ACKR3 is expressed on many neoplastic cells. We are investigation the function of the receptor B cell lymphomas that originate from germinal centers. ACKR3 mRNA is indeed expressed in many diffuse large B cells lymphomas (DLBCL). Xenograft models of human DLBCL in immune suppressed mice indicate that the tumor environment massively alters surface expression of ACKR3, suggesting a contribution of the receptor for tumor growth and metastasis. Downregulation of ACKR3 with CRISPR/Cas9 in DLBCL results in markedly altered tumor growth and metastasis in this model.
The guanine nucleotide exchange factor for Rac P-Rex1
The small GTPases of the Rho family, Rac and Cdc42, are critical for rapid rearrangements of the actin cytoskeleton observed during filopodia and lamellipodia formation in migrating cells.
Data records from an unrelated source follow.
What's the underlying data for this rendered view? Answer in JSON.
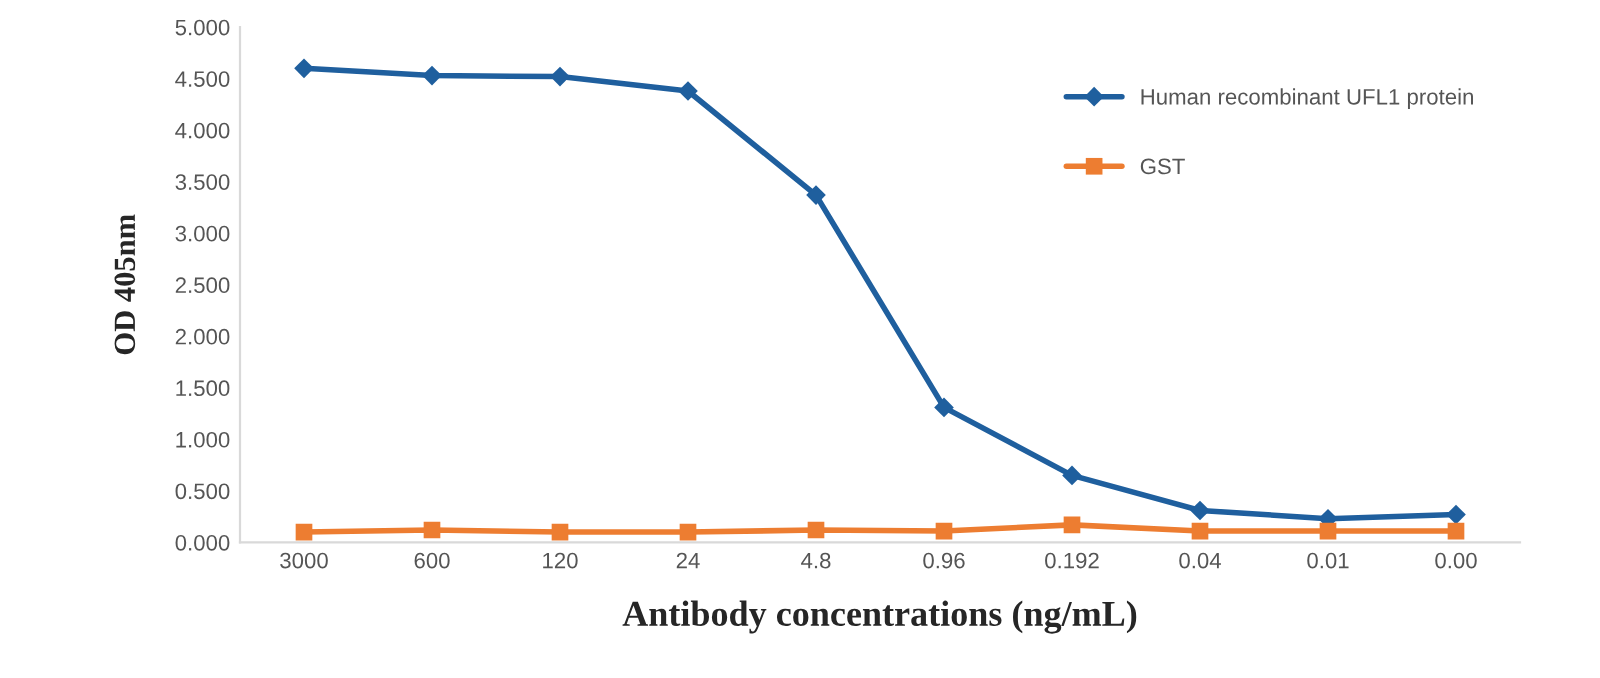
{
  "chart_data": {
    "type": "line",
    "xlabel": "Antibody concentrations (ng/mL)",
    "ylabel": "OD 405nm",
    "categories": [
      "3000",
      "600",
      "120",
      "24",
      "4.8",
      "0.96",
      "0.192",
      "0.04",
      "0.01",
      "0.00"
    ],
    "series": [
      {
        "name": "Human recombinant UFL1 protein",
        "color": "#1f5f9e",
        "marker": "diamond",
        "values": [
          4.6,
          4.53,
          4.52,
          4.38,
          3.37,
          1.31,
          0.65,
          0.31,
          0.23,
          0.27
        ]
      },
      {
        "name": "GST",
        "color": "#ed7d31",
        "marker": "square",
        "values": [
          0.1,
          0.12,
          0.1,
          0.1,
          0.12,
          0.11,
          0.17,
          0.11,
          0.11,
          0.11
        ]
      }
    ],
    "ylim": [
      0,
      5
    ],
    "yticks": [
      {
        "value": 0,
        "label": "0.000"
      },
      {
        "value": 0.5,
        "label": "0.500"
      },
      {
        "value": 1,
        "label": "1.000"
      },
      {
        "value": 1.5,
        "label": "1.500"
      },
      {
        "value": 2,
        "label": "2.000"
      },
      {
        "value": 2.5,
        "label": "2.500"
      },
      {
        "value": 3,
        "label": "3.000"
      },
      {
        "value": 3.5,
        "label": "3.500"
      },
      {
        "value": 4,
        "label": "4.000"
      },
      {
        "value": 4.5,
        "label": "4.500"
      },
      {
        "value": 5,
        "label": "5.000"
      }
    ],
    "grid": false,
    "legend": "top right"
  }
}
Activation of the GTPases is catalyzed by specific GTP exchange factors (GEF). The phosphatidylinositol 3,4,5-trisphosphate (PIP3)-dependent exchanger 1 (P-Rex1) is assumed to be involved in G-protein coupled receptor (GPCR)-mediated Rac activation. P-Rex1 activity is stimulated by the PI 3-kinase product PIP3 and by the βγ subunits of heterotrimeric G-proteins, which are released upon activation of GPCRs. Consistent with the activation by these cofactors and their cellular localization following stimulation of the cells, P-Rex1 is recruited to the plasma membrane. Overexpression of P-Rex1 or its suppression by siRNA markedly alters chemokine-stimulated migratory capacity of myeloid leukocytes, consistent with the assumption that GEF is required for efficient chemotaxis.
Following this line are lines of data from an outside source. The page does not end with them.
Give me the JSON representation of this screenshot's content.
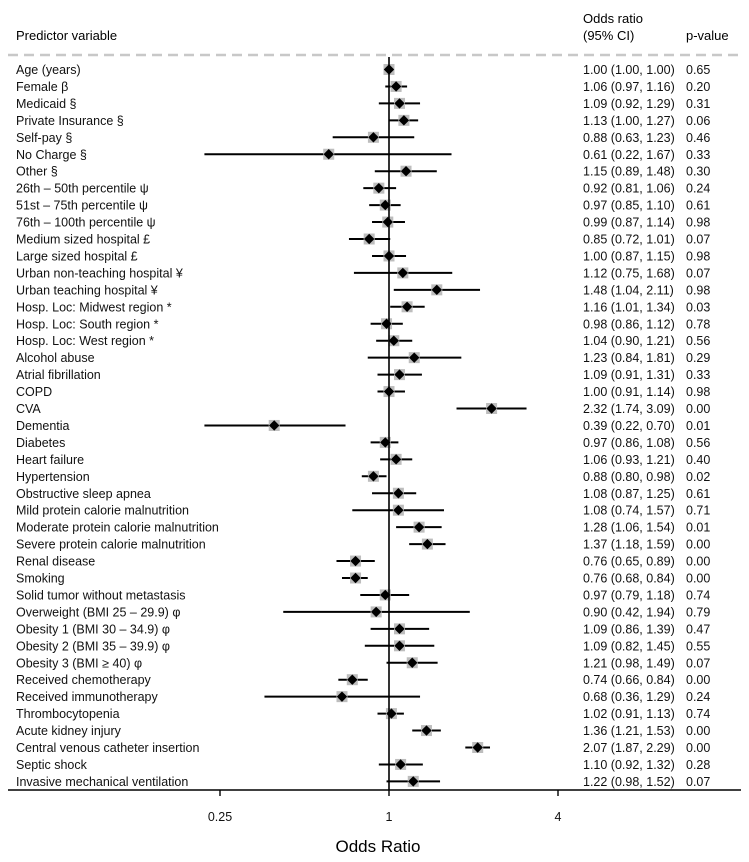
{
  "chart_data": {
    "type": "forest",
    "xscale": "log2",
    "xlabel": "Odds Ratio",
    "xticks": [
      "0.25",
      "1",
      "4"
    ],
    "xtick_values": [
      0.25,
      1,
      4
    ],
    "reference_line": 1,
    "headers": {
      "predictor": "Predictor variable",
      "or_line1": "Odds ratio",
      "or_line2": "(95% CI)",
      "p": "p-value"
    },
    "rows": [
      {
        "label": "Age (years)",
        "or": 1.0,
        "lo": 1.0,
        "hi": 1.0,
        "ci": "1.00 (1.00, 1.00)",
        "p": "0.65"
      },
      {
        "label": "Female β",
        "or": 1.06,
        "lo": 0.97,
        "hi": 1.16,
        "ci": "1.06 (0.97, 1.16)",
        "p": "0.20"
      },
      {
        "label": "Medicaid §",
        "or": 1.09,
        "lo": 0.92,
        "hi": 1.29,
        "ci": "1.09 (0.92, 1.29)",
        "p": "0.31"
      },
      {
        "label": "Private Insurance §",
        "or": 1.13,
        "lo": 1.0,
        "hi": 1.27,
        "ci": "1.13 (1.00, 1.27)",
        "p": "0.06"
      },
      {
        "label": "Self-pay §",
        "or": 0.88,
        "lo": 0.63,
        "hi": 1.23,
        "ci": "0.88 (0.63, 1.23)",
        "p": "0.46"
      },
      {
        "label": "No Charge  §",
        "or": 0.61,
        "lo": 0.22,
        "hi": 1.67,
        "ci": "0.61 (0.22, 1.67)",
        "p": "0.33"
      },
      {
        "label": "Other §",
        "or": 1.15,
        "lo": 0.89,
        "hi": 1.48,
        "ci": "1.15 (0.89, 1.48)",
        "p": "0.30"
      },
      {
        "label": "26th – 50th percentile ψ",
        "or": 0.92,
        "lo": 0.81,
        "hi": 1.06,
        "ci": "0.92 (0.81, 1.06)",
        "p": "0.24"
      },
      {
        "label": "51st – 75th percentile ψ",
        "or": 0.97,
        "lo": 0.85,
        "hi": 1.1,
        "ci": "0.97 (0.85, 1.10)",
        "p": "0.61"
      },
      {
        "label": "76th – 100th percentile ψ",
        "or": 0.99,
        "lo": 0.87,
        "hi": 1.14,
        "ci": "0.99 (0.87, 1.14)",
        "p": "0.98"
      },
      {
        "label": "Medium sized hospital £",
        "or": 0.85,
        "lo": 0.72,
        "hi": 1.01,
        "ci": "0.85 (0.72, 1.01)",
        "p": "0.07"
      },
      {
        "label": "Large sized hospital £",
        "or": 1.0,
        "lo": 0.87,
        "hi": 1.15,
        "ci": "1.00 (0.87, 1.15)",
        "p": "0.98"
      },
      {
        "label": "Urban non-teaching hospital ¥",
        "or": 1.12,
        "lo": 0.75,
        "hi": 1.68,
        "ci": "1.12 (0.75, 1.68)",
        "p": "0.07"
      },
      {
        "label": "Urban teaching hospital ¥",
        "or": 1.48,
        "lo": 1.04,
        "hi": 2.11,
        "ci": "1.48 (1.04, 2.11)",
        "p": "0.98"
      },
      {
        "label": "Hosp. Loc: Midwest region *",
        "or": 1.16,
        "lo": 1.01,
        "hi": 1.34,
        "ci": "1.16 (1.01, 1.34)",
        "p": "0.03"
      },
      {
        "label": "Hosp. Loc: South region *",
        "or": 0.98,
        "lo": 0.86,
        "hi": 1.12,
        "ci": "0.98 (0.86, 1.12)",
        "p": "0.78"
      },
      {
        "label": "Hosp. Loc: West region *",
        "or": 1.04,
        "lo": 0.9,
        "hi": 1.21,
        "ci": "1.04 (0.90, 1.21)",
        "p": "0.56"
      },
      {
        "label": "Alcohol abuse",
        "or": 1.23,
        "lo": 0.84,
        "hi": 1.81,
        "ci": "1.23 (0.84, 1.81)",
        "p": "0.29"
      },
      {
        "label": "Atrial fibrillation",
        "or": 1.09,
        "lo": 0.91,
        "hi": 1.31,
        "ci": "1.09 (0.91, 1.31)",
        "p": "0.33"
      },
      {
        "label": "COPD",
        "or": 1.0,
        "lo": 0.91,
        "hi": 1.14,
        "ci": "1.00 (0.91, 1.14)",
        "p": "0.98"
      },
      {
        "label": "CVA",
        "or": 2.32,
        "lo": 1.74,
        "hi": 3.09,
        "ci": "2.32 (1.74, 3.09)",
        "p": "0.00"
      },
      {
        "label": "Dementia",
        "or": 0.39,
        "lo": 0.22,
        "hi": 0.7,
        "ci": "0.39 (0.22, 0.70)",
        "p": "0.01"
      },
      {
        "label": "Diabetes",
        "or": 0.97,
        "lo": 0.86,
        "hi": 1.08,
        "ci": "0.97 (0.86, 1.08)",
        "p": "0.56"
      },
      {
        "label": "Heart failure",
        "or": 1.06,
        "lo": 0.93,
        "hi": 1.21,
        "ci": "1.06 (0.93, 1.21)",
        "p": "0.40"
      },
      {
        "label": "Hypertension",
        "or": 0.88,
        "lo": 0.8,
        "hi": 0.98,
        "ci": "0.88 (0.80, 0.98)",
        "p": "0.02"
      },
      {
        "label": "Obstructive sleep apnea",
        "or": 1.08,
        "lo": 0.87,
        "hi": 1.25,
        "ci": "1.08 (0.87, 1.25)",
        "p": "0.61"
      },
      {
        "label": "Mild protein calorie malnutrition",
        "or": 1.08,
        "lo": 0.74,
        "hi": 1.57,
        "ci": "1.08 (0.74, 1.57)",
        "p": "0.71"
      },
      {
        "label": "Moderate protein calorie malnutrition",
        "or": 1.28,
        "lo": 1.06,
        "hi": 1.54,
        "ci": "1.28 (1.06, 1.54)",
        "p": "0.01"
      },
      {
        "label": "Severe protein calorie malnutrition",
        "or": 1.37,
        "lo": 1.18,
        "hi": 1.59,
        "ci": "1.37 (1.18, 1.59)",
        "p": "0.00"
      },
      {
        "label": "Renal disease",
        "or": 0.76,
        "lo": 0.65,
        "hi": 0.89,
        "ci": "0.76 (0.65, 0.89)",
        "p": "0.00"
      },
      {
        "label": "Smoking",
        "or": 0.76,
        "lo": 0.68,
        "hi": 0.84,
        "ci": "0.76 (0.68, 0.84)",
        "p": "0.00"
      },
      {
        "label": "Solid tumor without metastasis",
        "or": 0.97,
        "lo": 0.79,
        "hi": 1.18,
        "ci": "0.97 (0.79, 1.18)",
        "p": "0.74"
      },
      {
        "label": "Overweight (BMI 25 – 29.9) φ",
        "or": 0.9,
        "lo": 0.42,
        "hi": 1.94,
        "ci": "0.90 (0.42, 1.94)",
        "p": "0.79"
      },
      {
        "label": "Obesity 1 (BMI 30 – 34.9) φ",
        "or": 1.09,
        "lo": 0.86,
        "hi": 1.39,
        "ci": "1.09 (0.86, 1.39)",
        "p": "0.47"
      },
      {
        "label": "Obesity 2 (BMI 35 – 39.9) φ",
        "or": 1.09,
        "lo": 0.82,
        "hi": 1.45,
        "ci": "1.09 (0.82, 1.45)",
        "p": "0.55"
      },
      {
        "label": "Obesity 3 (BMI ≥ 40) φ",
        "or": 1.21,
        "lo": 0.98,
        "hi": 1.49,
        "ci": "1.21 (0.98, 1.49)",
        "p": "0.07"
      },
      {
        "label": "Received chemotherapy",
        "or": 0.74,
        "lo": 0.66,
        "hi": 0.84,
        "ci": "0.74 (0.66, 0.84)",
        "p": "0.00"
      },
      {
        "label": "Received immunotherapy",
        "or": 0.68,
        "lo": 0.36,
        "hi": 1.29,
        "ci": "0.68 (0.36, 1.29)",
        "p": "0.24"
      },
      {
        "label": "Thrombocytopenia",
        "or": 1.02,
        "lo": 0.91,
        "hi": 1.13,
        "ci": "1.02 (0.91, 1.13)",
        "p": "0.74"
      },
      {
        "label": "Acute kidney injury",
        "or": 1.36,
        "lo": 1.21,
        "hi": 1.53,
        "ci": "1.36 (1.21, 1.53)",
        "p": "0.00"
      },
      {
        "label": "Central venous catheter insertion",
        "or": 2.07,
        "lo": 1.87,
        "hi": 2.29,
        "ci": "2.07 (1.87, 2.29)",
        "p": "0.00"
      },
      {
        "label": "Septic shock",
        "or": 1.1,
        "lo": 0.92,
        "hi": 1.32,
        "ci": "1.10 (0.92, 1.32)",
        "p": "0.28"
      },
      {
        "label": "Invasive mechanical ventilation",
        "or": 1.22,
        "lo": 0.98,
        "hi": 1.52,
        "ci": "1.22 (0.98, 1.52)",
        "p": "0.07"
      }
    ],
    "colors": {
      "marker": "#000000",
      "marker_halo": "#bdbdbd",
      "ci_line": "#000000",
      "divider": "#c8c8c8",
      "text": "#111111"
    }
  }
}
Investigations shall reveal the function of different P-Rex1 domains and their role in chemokine receptor-mediated signal transduction. In particular downstream of the chemokine receptor CCR2, a typical GPCR. To this end mouse bone-marrow derived hematopoietic precursor cells from animals lacking either the expression of P-Rex1 and/or P-rex2 or CCR2 are arrested by the conditional expression of HoxB8 and HoxA9. Various P-Rex1 mutants and variants of CCR2 tagged with epitopes suitable for fluorescent labeling are transduced into these cells and differentiated later into neutrophils and monocytes. Assessment of the chemotactic responsiveness allows to delineate the function of different P-Rex domains and the localization of the chemokine receptor CCR2 during migration.